Newspapers and politicians, once again, whipped up America’s appetite for war and, in 1917, we entered WWI.

World War II, 1941-1945
It would take more than a few dead Americans to get us into another foreign war. Americans remembered WWI with horror. To drag the U.S. into WWII, Franklin Roosevelt needed a spectacular pretext.

Japan’s attack on Pearl Harbor supplied it. If you need an excuse for war a “surprise attack” that kills over 2,000 Americans can’t be beat. But it was no surprise to the president. With the help of broken Japanese codes, FDR and key members of his cabinet knew exactly when and where the Japanese would attack. Historians have shown that not only did FDR know in advance about Pearl Harbor attack, he actively provoked it.

The Korean War, 1950-1952
The pretext for the U.S. invasion of Korea in 1950 was the presumed first strike on 6/25/50 by North Korea against South Korea. The U.S. whipped up U.N. support and went to war against North Korea. Evidence shows it is just as likely the first attack occurred two days earlier when S. Korean forces pushed north.

The Viet Nam War, 1964-1972
The pretext for the U.S.’s first strike against North Vietnam was an attack by a N. Vietnamese patrol boat on the U.S.S. Mattox in the Gulf of Tonkin. That attack never happened. Lyndon Johnson wanted it, even provoked it, but North Vietnam wouldn’t bite. So he simply invented it and began “retaliatory bombing.” The incident was half a world away in the middle of an empty sea and Al Gore hadn’t invented the internet yet. Who was to know?

Panama Invasion 1989 
Reports of the shooting of a single soldier and the beating of an American soldier’s wife were enough for George I to invade Panama. Papa Bush declared he “would not stand by while American womanhood is threatened.” Not standing by is one thing, but launching a Helen of Troy style invasion is another.

The Wars in Iraq
The most recent war pretexts have been exposed with embarrassing swiftness. Hoaxes include the removal of the incubator babies in the first Iraq war, bombing an aspirin factory in Sudan, a fake concentration camp in Bosnia, and Saddam’s fearsome WMD’s. Only limits of space prevent listing dozens more. All have unraveled like cheap suits while new ones are tailored for new wars.

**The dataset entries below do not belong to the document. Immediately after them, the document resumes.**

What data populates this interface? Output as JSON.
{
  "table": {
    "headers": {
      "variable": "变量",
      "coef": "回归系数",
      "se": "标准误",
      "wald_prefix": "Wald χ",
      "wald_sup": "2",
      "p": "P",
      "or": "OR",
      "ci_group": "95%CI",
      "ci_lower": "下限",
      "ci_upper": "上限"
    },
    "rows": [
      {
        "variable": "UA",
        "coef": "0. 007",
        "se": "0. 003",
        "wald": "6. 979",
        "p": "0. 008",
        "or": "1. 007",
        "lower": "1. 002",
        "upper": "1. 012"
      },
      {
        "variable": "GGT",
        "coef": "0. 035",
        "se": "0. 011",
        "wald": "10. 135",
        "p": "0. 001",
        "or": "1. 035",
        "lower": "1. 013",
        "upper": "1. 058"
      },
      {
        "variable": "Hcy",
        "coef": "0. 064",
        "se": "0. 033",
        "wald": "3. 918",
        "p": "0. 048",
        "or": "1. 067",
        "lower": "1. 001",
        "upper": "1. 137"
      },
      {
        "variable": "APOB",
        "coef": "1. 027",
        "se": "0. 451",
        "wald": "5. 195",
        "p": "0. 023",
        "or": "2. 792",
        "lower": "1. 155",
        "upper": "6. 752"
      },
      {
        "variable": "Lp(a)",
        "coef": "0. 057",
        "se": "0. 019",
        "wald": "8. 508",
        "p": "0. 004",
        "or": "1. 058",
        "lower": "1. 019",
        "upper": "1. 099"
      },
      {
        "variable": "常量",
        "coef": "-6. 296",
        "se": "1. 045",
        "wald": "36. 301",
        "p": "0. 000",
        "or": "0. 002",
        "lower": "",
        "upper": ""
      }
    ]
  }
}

The possibilities for a pretext to attack Iran are legion. A nuclear explosion somewhere? In Israel perhaps? A ship sunk in the Red Sea? Use your imagination.

Documents declassified in 1997 revealed a 1962 plan named Operation Northwoods that circulated in Kennedy’s cabinet. The plan proposed (but never implemented) terrorist attacks against American targets. The attacks would be carried out by CIA spooks and blamed on Fidel Castro. They would provide a pretext to invade Cuba. The U.S. government wasn’t sufficiently corrupt at that point to execute the plan.

Nearly fifty years have passed since the Northwoods proposal. I leave it to the reader to decide whether our government has become more or less corrupt since then.

The War on Terror, 2001-????
The greatest attack on American civilians in our history occurred on September 11, 2001. Since that attack the government of the United States has massively expanded its own power and begun what promises to be a never-ending War on Terror.

The destruction of the Twin Towers was a mass murder. Among the many questions murder investigators ask is, “Who benefits?” More than a few who have asked that question about 9/11 have uncovered information that suggests the unthinkable. Knowing how our government has justified war in the past, a close look at the unthinkable, if only to eliminate it as a possibility, is worth taking.